Selon notre expérience, même les équipes virtuelles de premier ordre – celles qui ont les travailleurs les plus talentueux, le meilleur leadership et des points de contact fréquents – peuvent être abattues par une mauvaise technologie. Nous recommandons d’utiliser des plates-formes qui intègrent tous les types de communication et incluent ces composants clés :

Conférence téléphonique.

Recherchez des systèmes qui ne nécessitent pas de codes d’accès (utile pour les membres de l’équipe qui conduisent) mais qui enregistrent automatiquement ou d’un simple clic et facilitent ou automatisent la transcription. Les meilleurs systèmes permettent même de contrôler le temps que chaque personne passe à parler par rapport à ce qu’elle écoute. Envisagez également les vidéoconférences individuelles et de groupe, car les indices visuels aident à établir l’empathie et la confiance.

Appels directs et messagerie texte.

En favorisant la conversation en temps réel entre deux participants distants, les appels directs sont l’un des outils les plus simples et les plus puissants de l’arsenal. Et comme les adolescents le savent, les textos sont un moyen étonnamment efficace de maintenir des relations personnelles.

Forums de discussion ou salles d’équipe virtuelles.

Des logiciels allant de Microsoft SharePoint à Moot permettent aux membres de l’équipe de présenter des questions à l’ensemble du groupe, pour que les collègues puissent les étudier ou les commenter quand ils en ont le temps. Les spécialistes qualifient ce type de collaboration de « discussion désordonnée » et affirment qu’elle est essentielle à la réalisation de projets complexes. Les gens peuvent même intervenir sur des sujets qui ne relèvent pas de leur domaine tout en apportant une contribution utile ; la recherche a montré que les meilleures solutions aux problèmes proviennent souvent de sources inattendues. Toute interaction est documentée et devient donc une base de données consultable.

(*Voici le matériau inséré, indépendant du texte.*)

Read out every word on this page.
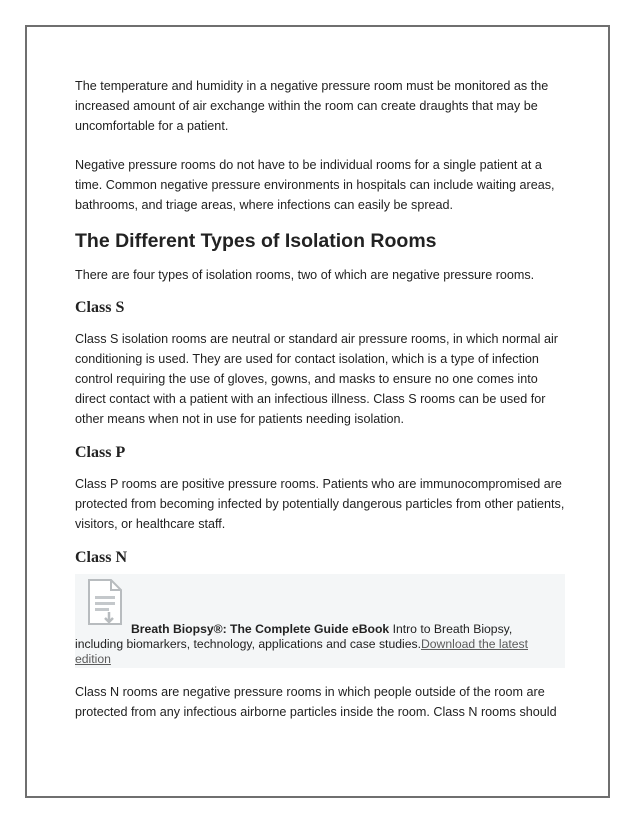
The temperature and humidity in a negative pressure room must be monitored as the increased amount of air exchange within the room can create draughts that may be uncomfortable for a patient.

Negative pressure rooms do not have to be individual rooms for a single patient at a time. Common negative pressure environments in hospitals can include waiting areas, bathrooms, and triage areas, where infections can easily be spread.

The Different Types of Isolation Rooms

There are four types of isolation rooms, two of which are negative pressure rooms.

Class S

Class S isolation rooms are neutral or standard air pressure rooms, in which normal air conditioning is used. They are used for contact isolation, which is a type of infection control requiring the use of gloves, gowns, and masks to ensure no one comes into direct contact with a patient with an infectious illness. Class S rooms can be used for other means when not in use for patients needing isolation.

Class P

Class P rooms are positive pressure rooms. Patients who are immunocompromised are protected from becoming infected by potentially dangerous particles from other patients, visitors, or healthcare staff.

Class N
Breath Biopsy®: The Complete Guide eBook Intro to Breath Biopsy, including biomarkers, technology, applications and case studies.Download the latest edition

Class N rooms are negative pressure rooms in which people outside of the room are protected from any infectious airborne particles inside the room. Class N rooms should
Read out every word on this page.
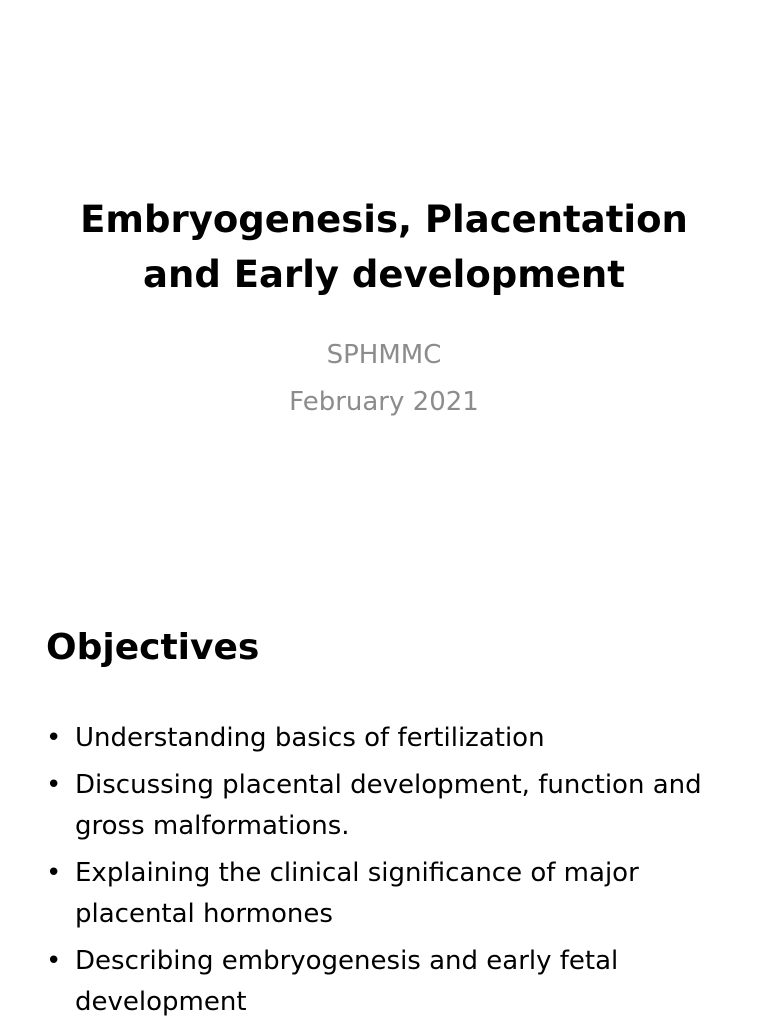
Embryogenesis, Placentation
and Early development
SPHMMC
February 2021
Objectives
• Understanding basics of fertilization
• Discussing placental development, function and gross malformations.
• Explaining the clinical significance of major placental hormones
• Describing embryogenesis and early fetal development
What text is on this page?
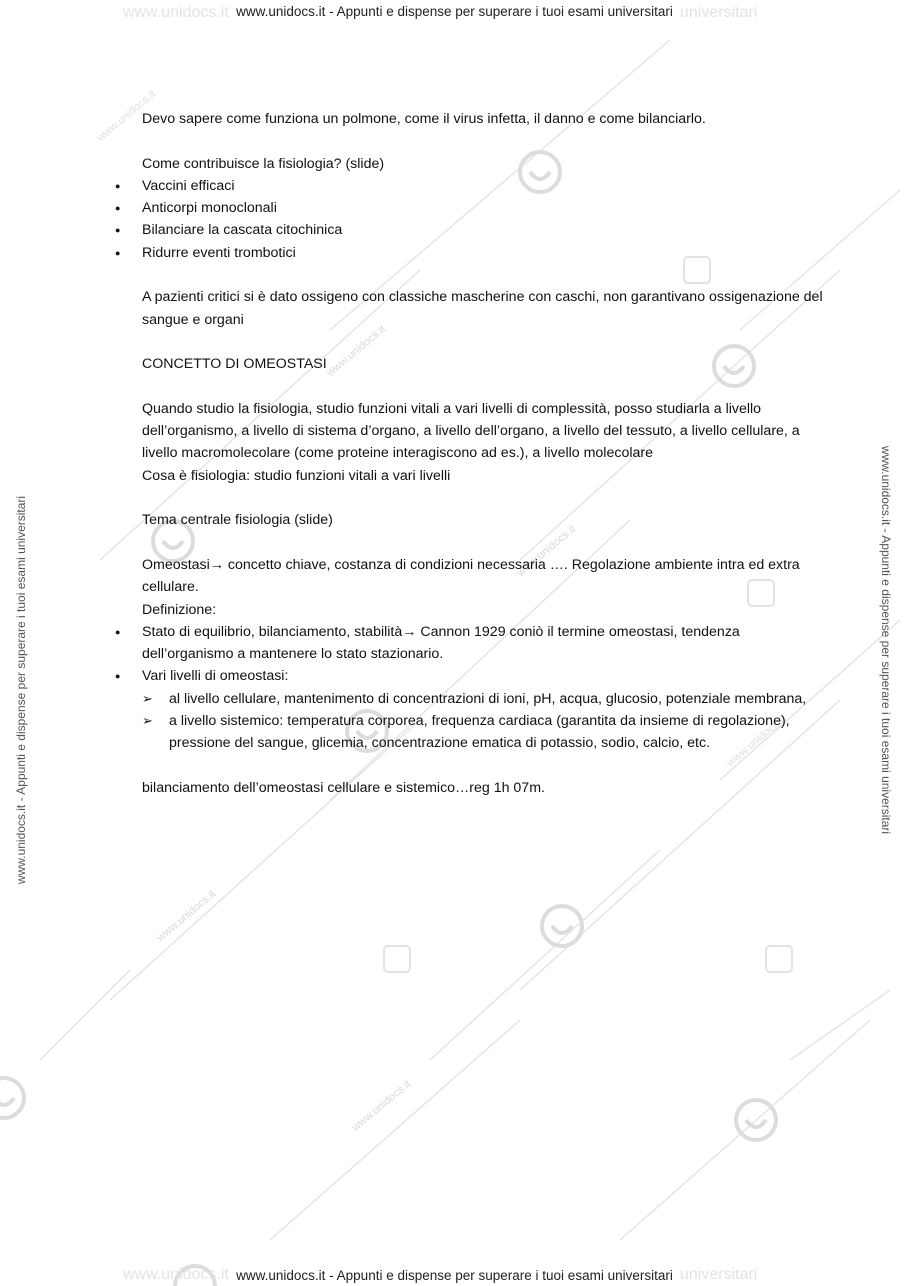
www.unidocs.it	universitari
www.unidocs.it	universitari
www.unidocs.it
www.unidocs.it
www.unidocs.it
www.unidocs.it
www.unidocs.it
www.unidocs.it
www.unidocs.it - Appunti e dispense per superare i tuoi esami universitari
www.unidocs.it - Appunti e dispense per superare i tuoi esami universitari
www.unidocs.it - Appunti e dispense per superare i tuoi esami universitari	www.unidocs.it - Appunti e dispense per superare i tuoi esami universitari

Devo sapere come funziona un polmone, come il virus infetta, il danno e come bilanciarlo.

Come contribuisce la fisiologia? (slide)

● Vaccini efficaci
● Anticorpi monoclonali
● Bilanciare la cascata citochinica
● Ridurre eventi trombotici

A pazienti critici si è dato ossigeno con classiche mascherine con caschi, non garantivano ossigenazione del sangue e organi

CONCETTO DI OMEOSTASI

Quando studio la fisiologia, studio funzioni vitali a vari livelli di complessità, posso studiarla a livello dell’organismo, a livello di sistema d’organo, a livello dell’organo, a livello del tessuto, a livello cellulare, a livello macromolecolare (come proteine interagiscono ad es.), a livello molecolare

Cosa è fisiologia: studio funzioni vitali a vari livelli

Tema centrale fisiologia (slide)

Omeostasi→ concetto chiave, costanza di condizioni necessaria …. Regolazione ambiente intra ed extra cellulare.

Definizione:

● Stato di equilibrio, bilanciamento, stabilità→ Cannon 1929 coniò il termine omeostasi, tendenza dell’organismo a mantenere lo stato stazionario.
● Vari livelli di omeostasi:
➢ al livello cellulare, mantenimento di concentrazioni di ioni, pH, acqua, glucosio, potenziale membrana,
➢ a livello sistemico: temperatura corporea, frequenza cardiaca (garantita da insieme di regolazione), pressione del sangue, glicemia, concentrazione ematica di potassio, sodio, calcio, etc.

bilanciamento dell’omeostasi cellulare e sistemico…reg 1h 07m.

Lorsque les plateformes de collaboration combinent tous les éléments ci-dessus, elles deviennent le centre des activités de l’équipe, et leur utilisation apporte une plus grande efficacité, et non un travail supplémentaire et inutile.

John Stepper, directeur général de la Deutsche Bank, a créé les forums de discussion électroniques des communautés de pratique de la banque, dans lesquels 100 000 employés conversent désormais avec des collègues occupant des fonctions similaires dans le monde entier. Stepper appelle cette collaboration « travailler à voix haute ». Toutes les activités sont ouvertes et consultables, ce qui permet aux équipes existantes de trouver facilement des experts en la matière ou de revoir leur propre travail, et aux équipes ad hoc de se former autour de passions liées à l’activité. Par exemple, lorsque Stepper a mis à disposition des données sur l’utilisation des ressources par les employés, quelques parties intéressées se sont organisées en une équipe de projet virtuelle pour créer un système qui documente les économies réalisées par les individus au fil du temps. Comme les gens ont commencé à rivaliser pour réaliser les plus grandes économies, l’entreprise en a profité. « Ce qui est important, c’est que vous identifiez des niches communes et que vous connectez les gens vers un certain objectif », explique-t-il.

Les premières équipes virtuelles ont été formées pour faciliter l’innovation entre les meilleurs experts du monde entier qui n’avaient pas le temps de voyager. Aujourd’hui, les équipes d’employés physiquement dispersés sont plus souvent une simple nécessité pour faire des affaires. Les entreprises peuvent cependant stimuler la productivité de ces groupes – au-delà même de celle des équipes qui partagent un espace de bureau – en suivant les pratiques que nous décrivons ici.